Explain why we write to the database – in database processing is more efficient when it comes to joining to the SIAL tables.

The macro %si_wrapper_sial_rollup is where the service metrics are constructed.

The macro %si_get_outcomes_ext is where all the outcome variables are constructed

Open the SAS server and have a look in the work library. You will see a series of tables that have been created. The ones that end in _RLPW (rollup wide) create a wide table with the service metrics. To create such a table you need to ensure your column names do not exceed 28 characters (SAS limit is 32 but we suffix _cst _dur etc to the variables.

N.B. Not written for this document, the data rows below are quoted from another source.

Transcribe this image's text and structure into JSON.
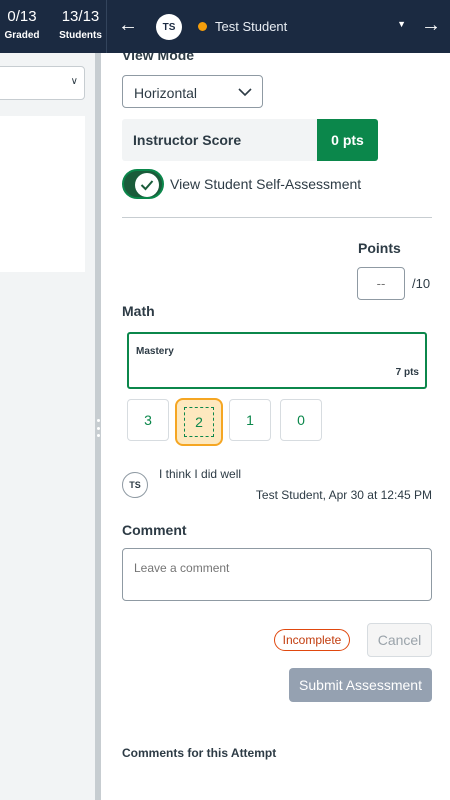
{
  "topbar": {
    "graded_count": "0/13",
    "graded_label": "Graded",
    "students_count": "13/13",
    "students_label": "Students",
    "prev_icon": "arrow-left",
    "next_icon": "arrow-right",
    "avatar_initials": "TS",
    "student_name": "Test Student",
    "status_color": "#f59e0b"
  },
  "assessment": {
    "view_mode_label": "View Mode",
    "view_mode_value": "Horizontal",
    "instructor_score_label": "Instructor Score",
    "instructor_score_value": "0 pts",
    "self_assessment_toggle_label": "View Student Self-Assessment",
    "self_assessment_toggle_on": true,
    "points_label": "Points",
    "points_placeholder": "--",
    "points_max": "/10",
    "criterion": {
      "name": "Math",
      "selected_rating_title": "Mastery",
      "selected_rating_points": "7 pts",
      "ratings": [
        "3",
        "2",
        "1",
        "0"
      ],
      "highlighted_rating": "2"
    },
    "self_assessment": {
      "avatar_initials": "TS",
      "comment": "I think I did well",
      "meta": "Test Student, Apr 30 at 12:45 PM"
    },
    "comment_label": "Comment",
    "comment_placeholder": "Leave a comment",
    "status_badge": "Incomplete",
    "cancel_label": "Cancel",
    "submit_label": "Submit Assessment",
    "comments_for_attempt_label": "Comments for this Attempt"
  },
  "colors": {
    "topbar_bg": "#1b2a41",
    "success_green": "#0b874b",
    "warning_orange": "#f5a623",
    "danger_red": "#e0480e",
    "submit_disabled": "#95a1b1"
  }
}
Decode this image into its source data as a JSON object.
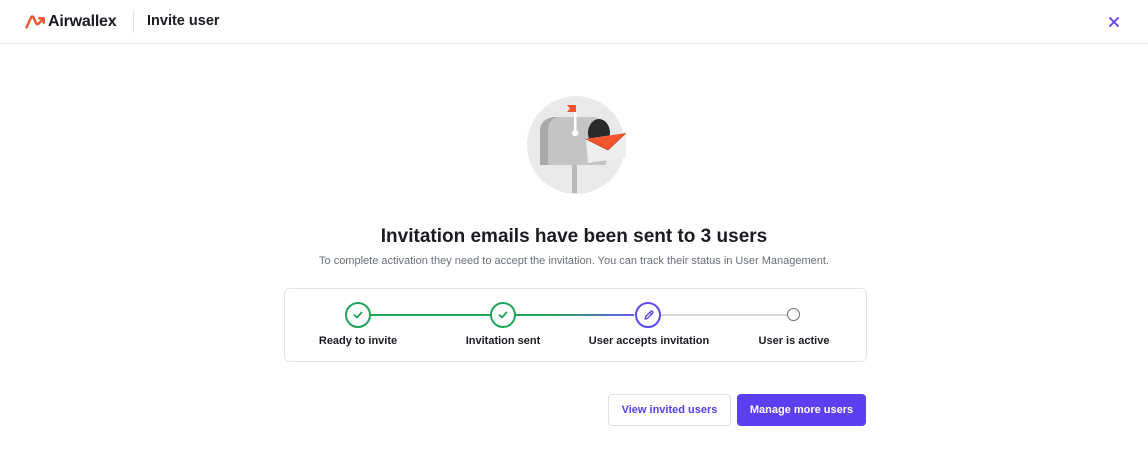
{
  "header": {
    "brand_name": "Airwallex",
    "page_title": "Invite user",
    "brand_color": "#f2542d",
    "close_icon": "close-icon"
  },
  "illustration": {
    "icon": "mailbox-illustration"
  },
  "main": {
    "headline": "Invitation emails have been sent to 3 users",
    "subtext": "To complete activation they need to accept the invitation. You can track their status in User Management."
  },
  "stepper": {
    "steps": [
      {
        "label": "Ready to invite",
        "status": "complete",
        "icon": "check-icon"
      },
      {
        "label": "Invitation sent",
        "status": "complete",
        "icon": "check-icon"
      },
      {
        "label": "User accepts invitation",
        "status": "current",
        "icon": "pencil-icon"
      },
      {
        "label": "User is active",
        "status": "pending",
        "icon": "circle-icon"
      }
    ],
    "colors": {
      "complete": "#21a35b",
      "current": "#5b4bf0",
      "pending": "#6b6f80"
    }
  },
  "actions": {
    "view_invited_label": "View invited users",
    "manage_more_label": "Manage more users",
    "primary_color": "#5b3ff0"
  }
}
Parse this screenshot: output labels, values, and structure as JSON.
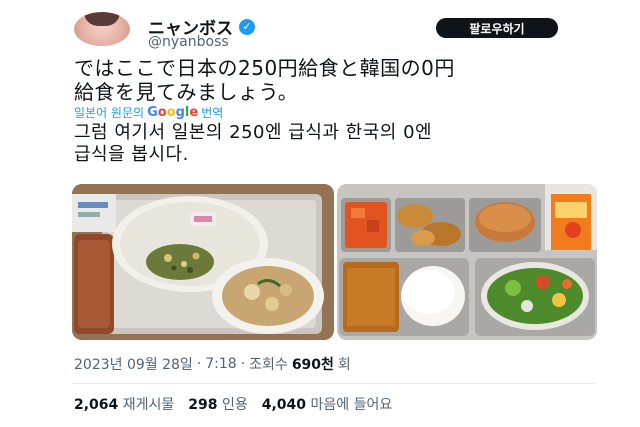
{
  "tweet": {
    "display_name": "ニャンボス",
    "handle": "@nyanboss",
    "follow_label": "팔로우하기",
    "text_line1": "ではここで日本の250円給食と韓国の0円",
    "text_line2": "給食を見てみましょう。",
    "translate_prefix": "일본어 원문의",
    "translate_brand_G": "G",
    "translate_brand_o1": "o",
    "translate_brand_o2": "o",
    "translate_brand_g": "g",
    "translate_brand_l": "l",
    "translate_brand_e": "e",
    "translate_suffix": "번역",
    "translated_line1": "그럼 여기서 일본의 250엔 급식과 한국의 0엔",
    "translated_line2": "급식을 봅시다.",
    "date": "2023년 09월 28일",
    "sep1": "·",
    "time": "7:18",
    "sep2": "·",
    "views_label": "조회수",
    "views_count": "690천",
    "views_unit": "회",
    "retweets_count": "2,064",
    "retweets_label": "재게시물",
    "quotes_count": "298",
    "quotes_label": "인용",
    "likes_count": "4,040",
    "likes_label": "마음에 들어요"
  },
  "colors": {
    "accent": "#1d9bf0",
    "text": "#0f1419",
    "muted": "#536471"
  }
}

The easiest way to ensure this happens is to not have any rollups more granular than the subject area.

If you need to rollup at the event level and the event_type name is long then use the si_rollup_output_type variable to Long. This creates a long table with the suffix _RLPL. It would be up to the user to rename these and transpose to a wide table.

Open up the table and have a look at the column names. They match the naming convention explained earlier. Note (P1 is one year before the intervention date, P2 is two years before, F0 is the intervention date, F1 is one year after the date and so on.

SIAL_qualifcations is an outcome table.

It is up to you to decide what variables you want and to join all the tables together to create a final dataset.